起業のトレンドは時代とともに変化していきます。今年は起業家向けの補助金で国が起業増加の後押しをしたこともあり、起業ブームともいえる状況になっています。その中でも増えているのが「自己表現起業」。ガイドへの最近の相談事例としても増えています。どのようなものか見ていきましょう。


時代とともに変化してきた起業のトレンド

自分らしく起業して発信する自己表現起業

自分らしく起業して発信する自己表現起業

5~6年前、起業といえば、一攫千金を狙って上場を目指し、「六本木ヒルズに住みたい!」という若者の夢というイメージ。実際に、ガイドへの相談も20代のIT系の若者が中心でした。地に足が着いたというよりも憧れが先行したビジネスも多くありました。

その後、リーマンショックが起きると状況が一変。会社から不採算事業として部門をカットすると通告されて部門の仲間と一緒に起業する、リストラされたけど転職先も見つからず起業を選ぶなど、ネガティブな状況からの起業が増えました。年齢層が上がった分、経験豊富で地に足の着いた実業が増えたといえます。

そしてここ2年ほど多くなったのが自己表現起業です。


自己表現起業とは

変化し続ける消費者の意識、動向をその年の特徴としてランキング形式で発表する「All About Award 2013 国民の決断」。今年は第5位として「自己表現起業」が選ばれました。ガイドへの相談も、最近は自己表現起業に関するものが増えています。

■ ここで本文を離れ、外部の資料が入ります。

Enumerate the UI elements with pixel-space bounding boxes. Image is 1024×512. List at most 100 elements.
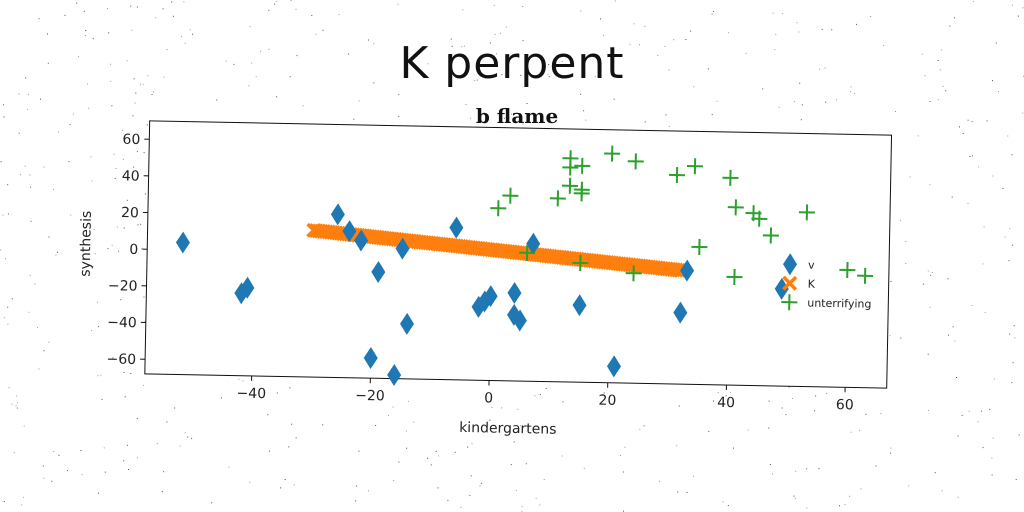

自己表現起業とは、自分の才能とキャラクターを活かした自分らしい小規模な起業。つまり、最初から拡大も上場も目指していないのです。「起業して自分らしく充実した人生を送りたい!」それがゴールです。増加した背景には起業環境の変化が背景になっているように思います。

参考情報:All About Award 2013「国民の決断」


自己表現起業の背景

背景としての起業環境の大きな変化は次のようなものです。

■転職と起業が同列の選択肢になった
終身雇用で定年まで1つの会社で滅私奉公する文化から、転職が当たり前の世の中へ。そして今、転職と起業が同列で選択肢となるほどになっています。起業は一部の人の特別なものではなく、誰でも起業家になる可能性があるのです。

■情報発信が誰でも手軽にできるようになった

一昔前なら世間に自分をPRするには、テレビや雑誌に出る、商業出版するなど高いハードルが立ちはだかっていました。今では、ブログやFacebookで誰でも簡単に情報発信し、執筆した電子書籍を大手ネット書店で販売することも可能です。

■コストを掛けずに一人起業が可能になった
自己資金を貯めたうえで創業融資を受け、リスクを背負いつつ始める。それが起業の中心でした。今では、お金のかからないレンタルオフィスが発達し、ノマドワークス、クラウドワークスなど場所を選ばない働き方も生まれました。また、Webサービスの発展、アウトシーシング環境の充実により、従業員を雇用せずに一人だけで起業することが可能となっています。

■マインドの変化
そして一番大きいのは、あくせくと金儲けに走るよりも、自分らしく充実した人生を送ることに魅力を感じる人々が増加したことです。


今後の起業トレンドは?

今後もこのトレンドは増加するものと予想できます。企業側も雇用のリスクを負うよりも外注を活用し、労働者側も会社にしがみつくらいなら自分でやった方が早いと考える人が増えるでしょう。政府も開業率を5%から欧米並みの10%へ倍増させることを目標としており、起業を後押しする政策が継続していくことと思われます。起業文化がさらに浸透し、日本に活気が生まれることに期待したいですね。